Labour leadership: Ed Miliband gets personal
By Ian Dunt
Ed Miliband has delivered the most personal speech of the Labour leadership election, coming clean about his early life and political inspirations.
The speech also marks out clear territory on the left of the party where he will base his campaign, with demands for a limit on the gap between rich and poor and rules on pay differentials in the private sector.
The early part of the speech dealt with his upbringing at the hands of prominent Marxist intellectuals who were deeply engaged in the international struggle for socialism.
Ralph Miliband, a celebrated Communist academic, was a refugee from the Nazis who caught one of the last boats from Belgium to Britain in 1940. His mother had survived in Poland on false papers as a Catholic.
“For me and David [Miliband], my parents created stability out of the darkness of their early lives and the welcome that Britain gave them has given me a security that they just never had,” Ed Miliband said.
“That is why I love this country.”
The shadow energy and climate change secretary used the speech to disassociate himself from the New Labour years, despite his success as a Cabinet secretary during the period.
“It’s time to turn the page from Blair and Brown – all the candidates believe that,” he said.
“But the question is who can really move us on from a politics that was too technocratic and managerial and stopped inspiring, to one rooted in our values, more optimistic about the change we can make happen.”

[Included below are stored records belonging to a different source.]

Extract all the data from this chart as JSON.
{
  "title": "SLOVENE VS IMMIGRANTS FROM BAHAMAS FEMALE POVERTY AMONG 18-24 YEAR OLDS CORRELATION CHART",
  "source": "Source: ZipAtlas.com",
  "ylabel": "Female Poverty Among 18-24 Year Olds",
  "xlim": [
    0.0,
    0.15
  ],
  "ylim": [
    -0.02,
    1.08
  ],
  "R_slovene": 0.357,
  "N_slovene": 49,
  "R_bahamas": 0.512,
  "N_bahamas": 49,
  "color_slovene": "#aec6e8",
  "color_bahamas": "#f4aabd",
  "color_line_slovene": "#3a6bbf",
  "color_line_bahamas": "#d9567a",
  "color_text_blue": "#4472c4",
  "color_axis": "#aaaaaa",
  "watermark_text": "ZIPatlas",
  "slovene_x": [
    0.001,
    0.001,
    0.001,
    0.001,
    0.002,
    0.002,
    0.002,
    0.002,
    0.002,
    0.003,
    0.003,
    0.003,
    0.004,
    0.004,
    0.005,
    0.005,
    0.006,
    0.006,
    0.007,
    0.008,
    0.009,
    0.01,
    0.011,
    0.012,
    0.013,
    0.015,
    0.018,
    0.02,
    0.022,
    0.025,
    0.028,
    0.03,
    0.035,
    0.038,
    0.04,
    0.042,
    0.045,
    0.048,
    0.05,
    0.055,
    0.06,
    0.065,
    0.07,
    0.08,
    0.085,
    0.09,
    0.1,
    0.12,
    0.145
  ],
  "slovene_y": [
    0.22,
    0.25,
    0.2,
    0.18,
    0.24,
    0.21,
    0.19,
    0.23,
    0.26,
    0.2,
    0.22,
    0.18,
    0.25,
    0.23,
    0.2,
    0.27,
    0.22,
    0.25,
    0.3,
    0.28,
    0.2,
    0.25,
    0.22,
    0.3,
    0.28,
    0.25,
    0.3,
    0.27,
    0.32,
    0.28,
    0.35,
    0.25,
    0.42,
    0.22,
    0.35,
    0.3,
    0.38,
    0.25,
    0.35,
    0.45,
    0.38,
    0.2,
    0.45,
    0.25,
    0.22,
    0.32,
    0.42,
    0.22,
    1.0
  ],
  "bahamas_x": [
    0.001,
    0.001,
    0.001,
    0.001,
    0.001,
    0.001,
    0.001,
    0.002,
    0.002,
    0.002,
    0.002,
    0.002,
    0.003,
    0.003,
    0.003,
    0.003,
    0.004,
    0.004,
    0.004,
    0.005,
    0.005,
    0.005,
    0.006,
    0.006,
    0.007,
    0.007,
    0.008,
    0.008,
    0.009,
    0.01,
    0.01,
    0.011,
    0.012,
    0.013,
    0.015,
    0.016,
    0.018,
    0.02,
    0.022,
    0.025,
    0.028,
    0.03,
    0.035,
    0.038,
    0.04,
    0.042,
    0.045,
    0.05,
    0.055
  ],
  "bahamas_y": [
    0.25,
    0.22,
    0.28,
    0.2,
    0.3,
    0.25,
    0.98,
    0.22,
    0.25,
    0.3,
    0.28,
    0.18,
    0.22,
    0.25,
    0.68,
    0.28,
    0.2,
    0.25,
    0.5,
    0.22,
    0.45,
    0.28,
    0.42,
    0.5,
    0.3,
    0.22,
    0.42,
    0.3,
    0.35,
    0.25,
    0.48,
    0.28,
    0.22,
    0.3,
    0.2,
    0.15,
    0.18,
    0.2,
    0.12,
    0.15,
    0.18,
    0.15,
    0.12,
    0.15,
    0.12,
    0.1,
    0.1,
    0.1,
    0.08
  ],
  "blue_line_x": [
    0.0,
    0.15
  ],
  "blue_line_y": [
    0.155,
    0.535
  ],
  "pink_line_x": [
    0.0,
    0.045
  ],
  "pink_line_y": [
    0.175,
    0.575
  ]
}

He also criticised the authoritarian culture that took over the party during its stint in power, branding it an organisation that “stifled dissent and debate”.
But the most notable sections of the speech related to his direct pitch to the left of the party.
At one point he specifically rejects the oft-repeated Peter Mandelson quote about being relaxed with people becoming “filthy rich”.
“The gap between rich and poor matters,” Ed Miliband said.
“When a nurse earns less in a year than a banker earns in a week and it’s the banker that caused the credit crunch, and the gap grows wider every year, it is unjust, it is bad for society, it is bad for our economy and we should say so.”
Ed Miliband argued that the pay commission looking into public sector salaries should have its remit expanded to incorporate the private sector as well, turning it into a ‘high pay commission’.
The proposal is radical. With the public sector commission aiming at limiting senior salaries to no more than 20 times the lowest in the organisation, Ed Miliband’s proposals would entail a nationwide upper salary limit.
“If they [the government] don’t ask Will Hutton, who is the chair of that commission, to do it for them in government, I’ll do it in opposition,” he said.
“And people at the top should, of course, pay their fair share of tax.
“Let me say plainly: I would keep the top rate of income tax at 50p permanently.”
With Andy Burnham and his brother David Miliband occupying the central and right wing of the party, Ed Miliband is left to fight Diane Abbott and Ed Balls on the left.
Mr Balls, a long-time Brown confidant and currently shadow education secretary, is considered by many analysts to be too tainted by the Brown years to emerge victorious.
Ms Abbott is the wildcard. Although some commentators have written her off as too unpredictable and socially awkward for the leadership, others are wary of jumping to assumptions about the first black woman to enter parliament.
With unions and party members – both traditionally to the left of the parliamentary party – making up most of the votes, Ms Abbott could easily enjoy a far more successful run than most analysts give her credit for.
The more successful she is, the tougher life becomes for Ed Miliband.